02/09/2013
Carlos Vital Tavares Corrêa Lima
A vinda de médicos cubanos ao Brasil é irregular?
Sim
A polêmica autorização para o trabalho de médicos com diplomas obtidos no exterior sem revalidação e comprovação de proficiência na língua portuguesa encerra falso dilema, embutido na medida provisória nº 621/2013, que subsidia o programa Mais Médicos.
A verdadeira questão resume-se à disponibilidade de médicos legalmente capacitados e habilitados.
Trata-se de estratégia criada para esconder a exposição da maior e mais carente parcela da população a profissionais sem qualificação comprovada, omitindo da sociedade o quadro de discriminação social estabelecido com a divisão do povo em suseranos e vassalos ou cidadãos de primeira e de segunda categoria.
O argumento coator imposto aos cidadãos das áreas de difícil provimento se limita à seguinte premissa: aceite esse meio médico ou parte de médico ou permaneça doente.
A interpretação jurídica de caráter sociológico da medida, que possa vir a conferir-lhe relevância social, aponta para um paradoxo moral e ético e configura-se como a hermenêutica do desamparo.

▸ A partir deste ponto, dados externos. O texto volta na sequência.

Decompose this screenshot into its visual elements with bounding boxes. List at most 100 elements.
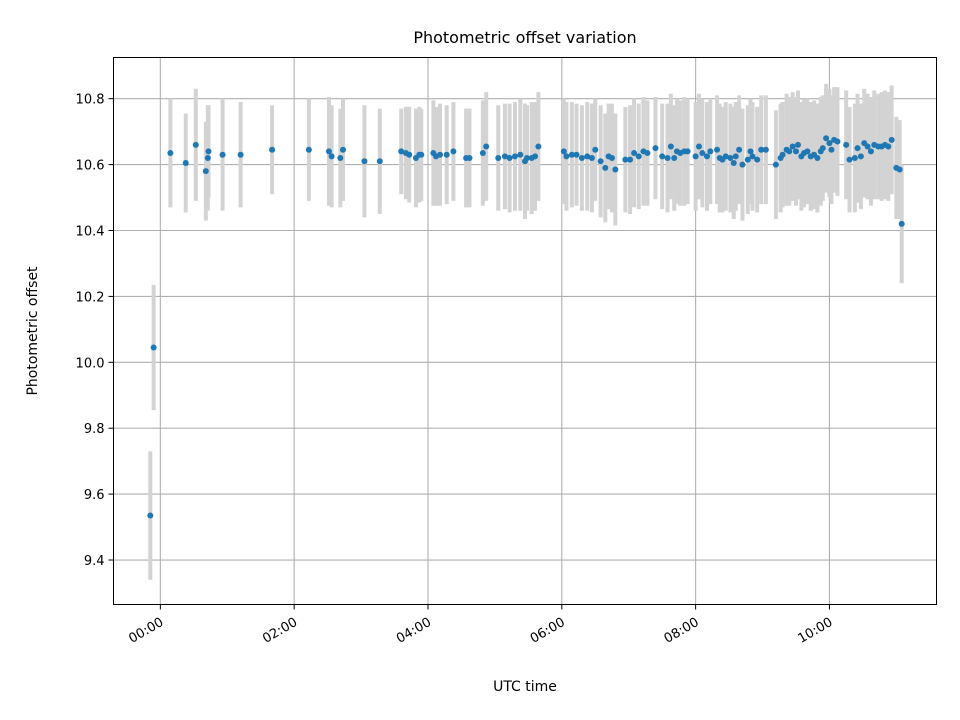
data-point <box>754 156 761 163</box>
data-point <box>699 150 706 157</box>
data-point <box>337 155 344 162</box>
data-point <box>722 153 729 160</box>
data-point <box>204 155 211 162</box>
data-point <box>466 155 473 162</box>
data-point <box>885 143 892 150</box>
y-tick-label: 10.0 <box>76 356 105 371</box>
x-axis-label: UTC time <box>493 679 557 695</box>
data-point <box>814 155 821 162</box>
data-point <box>772 161 779 168</box>
data-point <box>667 143 674 150</box>
data-point <box>361 158 368 165</box>
data-point <box>758 146 765 153</box>
data-point <box>340 146 347 153</box>
data-point <box>707 148 714 155</box>
data-point <box>237 151 244 158</box>
data-point <box>202 168 209 175</box>
data-point <box>269 146 276 153</box>
data-point <box>535 143 542 150</box>
data-point <box>739 161 746 168</box>
data-point <box>568 151 575 158</box>
data-point <box>659 153 666 160</box>
y-axis-label: Photometric offset <box>25 266 41 396</box>
data-point <box>517 151 524 158</box>
y-tick-label: 10.6 <box>76 159 105 174</box>
data-point <box>695 143 702 150</box>
y-tick-label: 10.2 <box>76 290 105 305</box>
data-point <box>597 158 604 165</box>
data-point <box>418 151 425 158</box>
data-point <box>732 153 739 160</box>
data-point <box>786 148 793 155</box>
data-point <box>826 140 833 147</box>
data-point <box>437 151 444 158</box>
data-point <box>896 166 903 173</box>
data-point <box>652 145 659 152</box>
data-point <box>703 153 710 160</box>
data-point <box>857 153 864 160</box>
data-point <box>730 159 737 166</box>
data-point <box>864 143 871 150</box>
data-point <box>736 146 743 153</box>
y-tick-label: 10.8 <box>76 93 105 108</box>
data-point <box>305 146 312 153</box>
data-point <box>376 158 383 165</box>
data-point <box>888 136 895 143</box>
data-point <box>573 151 580 158</box>
data-point <box>563 153 570 160</box>
data-point <box>506 155 513 162</box>
data-point <box>635 153 642 160</box>
data-point <box>328 153 335 160</box>
data-point <box>479 150 486 157</box>
data-point <box>749 153 756 160</box>
data-point <box>592 146 599 153</box>
data-point <box>182 159 189 166</box>
data-point <box>867 148 874 155</box>
chart-title: Photometric offset variation <box>413 28 636 47</box>
data-point <box>495 155 502 162</box>
data-point <box>588 155 595 162</box>
data-point <box>627 156 634 163</box>
data-point <box>823 135 830 142</box>
y-axis-ticks: 9.4 9.6 9.8 10.0 10.2 10.4 10.6 10.8 <box>76 93 114 569</box>
data-point <box>584 153 591 160</box>
data-point <box>834 138 841 145</box>
data-point <box>325 148 332 155</box>
data-point <box>608 155 615 162</box>
data-point <box>631 150 638 157</box>
data-point <box>560 148 567 155</box>
data-point <box>205 148 212 155</box>
data-point <box>854 145 861 152</box>
plot-frame <box>113 57 937 605</box>
data-point <box>622 156 629 163</box>
data-point <box>789 143 796 150</box>
data-point <box>671 155 678 162</box>
data-point <box>727 155 734 162</box>
data-point <box>819 145 826 152</box>
data-point <box>532 153 539 160</box>
data-point <box>804 148 811 155</box>
data-point <box>644 150 651 157</box>
data-point <box>406 151 413 158</box>
data-point <box>779 151 786 158</box>
data-point <box>192 141 199 148</box>
data-point <box>612 166 619 173</box>
grid-lines <box>113 57 937 605</box>
data-point <box>846 156 853 163</box>
y-tick-label: 9.8 <box>84 422 105 437</box>
data-point <box>167 150 174 157</box>
y-tick-label: 9.6 <box>84 488 105 503</box>
y-tick-label: 10.4 <box>76 224 105 239</box>
data-point <box>219 151 226 158</box>
data-point <box>578 155 585 162</box>
data-point <box>898 220 905 227</box>
data-point <box>828 146 835 153</box>
data-point <box>692 153 699 160</box>
data-point <box>843 141 850 148</box>
data-point <box>443 151 450 158</box>
data-point <box>501 153 508 160</box>
data-point <box>747 148 754 155</box>
y-tick-label: 9.4 <box>84 554 105 569</box>
data-points <box>147 135 905 519</box>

No Brasil, a Lei de Diretrizes e Bases da Educação (n.º 9394/1996) exige que os médicos estrangeiros revalidem seus diplomas em instituições públicas de ensino superior. Tal exigência é reforçada por outra regra ainda em vigor: a lei n.º 3.268/1957. Portanto, o projeto em fase de implementação resulta na contratação ilegal de brasileiros e estrangeiros com diploma de médico obtido em outros países.
Não obstante essa agressão legal no caso de todos os estrangeiros, ainda surge uma outra--igualmente revestida de gravidade-- para os cubanos importados. As condições de trabalho previstas para esse grupo não atendem aos ditames constitucionais e implicam na aceitação --por meio de acordo bilateral-- de práticas coercitivas dentro do território nacional, típicas de regimes totalitários ou ditatoriais.

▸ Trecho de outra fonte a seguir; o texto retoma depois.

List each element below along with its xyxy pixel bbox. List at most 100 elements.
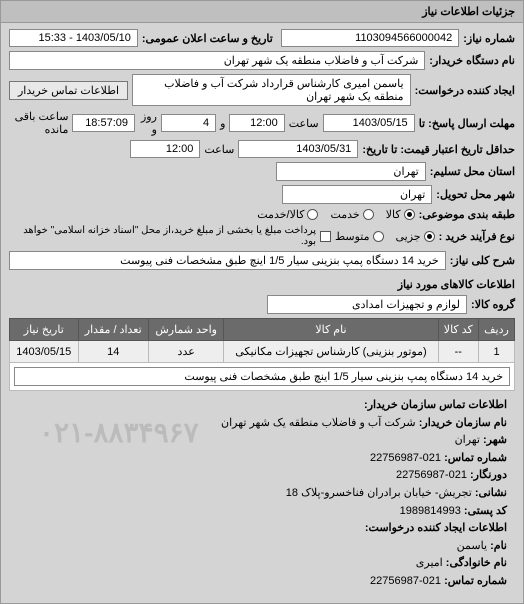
- panel-title: جزئیات اطلاعات نیاز: [422, 6, 515, 18]
- creator-lastname-label: نام خانوادگی:: [446, 557, 507, 569]
- table-row-desc: خرید 14 دستگاه پمپ بنزینی سیار 1/5 اینچ …: [10, 363, 515, 391]
- details-panel: جزئیات اطلاعات نیاز شماره نیاز: 11030945…: [0, 0, 524, 604]
- radio-medium-label: متوسط: [335, 230, 370, 243]
- row-desc-field: خرید 14 دستگاه پمپ بنزینی سیار 1/5 اینچ …: [14, 367, 510, 386]
- creator-section-title: اطلاعات ایجاد کننده درخواست:: [17, 520, 507, 538]
- creator-phone-value: 021-22756987: [370, 575, 441, 587]
- request-number-field: 1103094566000042: [281, 29, 459, 47]
- category-radio-group: کالا خدمت کالا/خدمت: [257, 208, 414, 221]
- day-and-label: روز و: [139, 110, 157, 136]
- row-city: شهر محل تحویل: تهران: [9, 185, 515, 204]
- form-area: شماره نیاز: 1103094566000042 تاریخ و ساع…: [1, 23, 523, 603]
- cell-code: --: [438, 341, 479, 363]
- buyer-org-field: شرکت آب و فاضلاب منطقه یک شهر تهران: [9, 51, 425, 70]
- radio-goods-icon: [404, 209, 415, 220]
- col-code: کد کالا: [438, 319, 479, 341]
- row-deadline: مهلت ارسال پاسخ: تا 1403/05/15 ساعت 12:0…: [9, 110, 515, 136]
- deadline-label: مهلت ارسال پاسخ: تا: [419, 117, 515, 130]
- time-label-2: ساعت: [204, 143, 234, 156]
- items-table: ردیف کد کالا نام کالا واحد شمارش تعداد /…: [9, 318, 515, 391]
- creator-lastname-line: نام خانوادگی: امیری: [17, 555, 507, 573]
- desc-field: خرید 14 دستگاه پمپ بنزینی سیار 1/5 اینچ …: [9, 251, 446, 270]
- buyer-org-label: نام دستگاه خریدار:: [429, 54, 515, 67]
- province-label: استان محل تسلیم:: [430, 165, 515, 178]
- cell-unit: عدد: [148, 341, 224, 363]
- radio-service-label: خدمت: [330, 208, 359, 221]
- col-unit: واحد شمارش: [148, 319, 224, 341]
- cell-idx: 1: [479, 341, 515, 363]
- radio-goods-service[interactable]: کالا/خدمت: [257, 208, 318, 221]
- public-date-field: 1403/05/10 - 15:33: [9, 29, 138, 47]
- radio-service[interactable]: خدمت: [330, 208, 373, 221]
- row-group: گروه کالا: لوازم و تجهیزات امدادی: [9, 295, 515, 314]
- radio-small-icon: [424, 231, 435, 242]
- deadline-time-field: 12:00: [229, 114, 284, 132]
- cell-date: 1403/05/15: [10, 341, 79, 363]
- city-field: تهران: [282, 185, 432, 204]
- radio-service-icon: [363, 209, 374, 220]
- validity-label: حداقل تاریخ اعتبار قیمت: تا تاریخ:: [362, 143, 515, 156]
- cell-qty: 14: [78, 341, 148, 363]
- contact-phone-label: شماره تماس:: [444, 452, 507, 464]
- creator-name-line: نام: یاسمن: [17, 538, 507, 556]
- row-category: طبقه بندی موضوعی: کالا خدمت کالا/خدمت: [9, 208, 515, 221]
- process-label: نوع فرآیند خرید :: [439, 230, 515, 243]
- process-radio-group: جزیی متوسط: [335, 230, 435, 243]
- contact-org-label: نام سازمان خریدار:: [419, 417, 507, 429]
- col-date: تاریخ نیاز: [10, 319, 79, 341]
- col-idx: ردیف: [479, 319, 515, 341]
- row-request-number: شماره نیاز: 1103094566000042 تاریخ و ساع…: [9, 29, 515, 47]
- city-label: شهر محل تحویل:: [436, 188, 515, 201]
- row-validity: حداقل تاریخ اعتبار قیمت: تا تاریخ: 1403/…: [9, 140, 515, 158]
- table-header-row: ردیف کد کالا نام کالا واحد شمارش تعداد /…: [10, 319, 515, 341]
- remaining-label: ساعت باقی مانده: [9, 110, 68, 136]
- contact-fax-label: دورنگار:: [470, 469, 507, 481]
- process-note: پرداخت مبلغ یا بخشی از مبلغ خرید،از محل …: [9, 225, 316, 247]
- contact-address-value: تجریش- خیابان برادران فناخسرو-پلاک 18: [286, 487, 472, 499]
- watermark-phone: ۰۲۱-۸۸۳۴۹۶۷: [39, 411, 199, 456]
- col-qty: تعداد / مقدار: [78, 319, 148, 341]
- creator-name-label: نام:: [490, 540, 507, 552]
- category-label: طبقه بندی موضوعی:: [419, 208, 515, 221]
- items-section-title: اطلاعات کالاهای مورد نیاز: [9, 278, 515, 291]
- group-field: لوازم و تجهیزات امدادی: [267, 295, 467, 314]
- remaining-time-field: 18:57:09: [72, 114, 135, 132]
- creator-phone-label: شماره تماس:: [444, 575, 507, 587]
- contact-address-line: نشانی: تجریش- خیابان برادران فناخسرو-پلا…: [17, 485, 507, 503]
- row-desc-cell: خرید 14 دستگاه پمپ بنزینی سیار 1/5 اینچ …: [10, 363, 515, 391]
- creator-name-value: یاسمن: [457, 540, 487, 552]
- cell-name: (موتور بنزینی) کارشناس تجهیزات مکانیکی: [224, 341, 438, 363]
- creator-lastname-value: امیری: [416, 557, 443, 569]
- radio-goods[interactable]: کالا: [386, 208, 415, 221]
- panel-header: جزئیات اطلاعات نیاز: [1, 1, 523, 23]
- and-label: و: [220, 117, 225, 130]
- time-label-1: ساعت: [289, 117, 319, 130]
- radio-goods-label: کالا: [386, 208, 401, 221]
- group-label: گروه کالا:: [471, 298, 515, 311]
- creator-label: ایجاد کننده درخواست:: [415, 84, 515, 97]
- col-name: نام کالا: [224, 319, 438, 341]
- treasury-checkbox[interactable]: [320, 231, 331, 242]
- radio-small[interactable]: جزیی: [396, 230, 435, 243]
- row-desc: شرح کلی نیاز: خرید 14 دستگاه پمپ بنزینی …: [9, 251, 515, 270]
- radio-goods-service-icon: [307, 209, 318, 220]
- row-creator: ایجاد کننده درخواست: یاسمن امیری کارشناس…: [9, 74, 515, 106]
- contact-city-label: شهر:: [483, 434, 507, 446]
- request-number-label: شماره نیاز:: [463, 32, 515, 45]
- remaining-days-field: 4: [161, 114, 216, 132]
- contact-fax-line: دورنگار: 021-22756987: [17, 467, 507, 485]
- contact-area: اطلاعات تماس سازمان خریدار: نام سازمان خ…: [9, 391, 515, 597]
- contact-info-button[interactable]: اطلاعات تماس خریدار: [9, 81, 128, 100]
- radio-goods-service-label: کالا/خدمت: [257, 208, 304, 221]
- validity-time-field: 12:00: [130, 140, 200, 158]
- contact-address-label: نشانی:: [475, 487, 507, 499]
- contact-fax-value: 021-22756987: [396, 469, 467, 481]
- public-date-label: تاریخ و ساعت اعلان عمومی:: [142, 32, 273, 45]
- deadline-date-field: 1403/05/15: [323, 114, 415, 132]
- row-process: نوع فرآیند خرید : جزیی متوسط پرداخت مبلغ…: [9, 225, 515, 247]
- province-field: تهران: [276, 162, 426, 181]
- row-buyer-org: نام دستگاه خریدار: شرکت آب و فاضلاب منطق…: [9, 51, 515, 70]
- contact-postal-value: 1989814993: [400, 505, 461, 517]
- row-province: استان محل تسلیم: تهران: [9, 162, 515, 181]
- radio-medium[interactable]: متوسط: [335, 230, 384, 243]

Se existe dificuldade de acesso e de oferta da assistência às populações de municípios distantes ou das periferias das grandes cidades, não serão em medidas com essas características que o país encontrará as soluções adequadas.
Não é admissível que o Estado brasileiro --signatário de diversos tratados internacionais para a tutela dos direitos humanos, inclusive para a erradicação do trabalho escravo-- possibilite a contratação de estrangeiros em situações precárias de terceirização, com cerceamento de direitos individuais e coletivos e com a retenção da maior parte dos recursos recebidos pelo governo cubano. As contratações têm que ser pessoais e os salários, pagos a quem presta o serviço.
As autoridades brasileiras não podem explorar o labor de milhares de pessoas desrespeitando as leis vigentes no país, em especial a Consolidação das Leis do Trabalho (CLT) e o artigo 7º da Carta Magna (tutela dos direitos sociais trabalhistas).
Os gestores do nosso Sistema Único de Saúde (SUS) utilizam em larga escala o argumento de que os médicos estrangeiros não podem ser excluídos do programa Mais Médicos, sob pena de instaurar o caos na saúde pública. Dizem que inexistem médicos nativos em número suficiente e dispostos a trabalhar no interior. Com mecanismos de marketing, lançam a opinião pública contra qualquer posição divergente.
Essas premissas são falsas e apenas impedem um debate pautado por consistência e transparência. O Brasil, a dignidade e a saúde de seu povo, assim como a consideração aos seus médicos, valem mais do que uma eleição!
Artigo de Carlos Vital Tavares Corrêa Lima, primeiro vice-presidente do Conselho Federal de Medicina, publicado no jornal Folha de S. Paulo.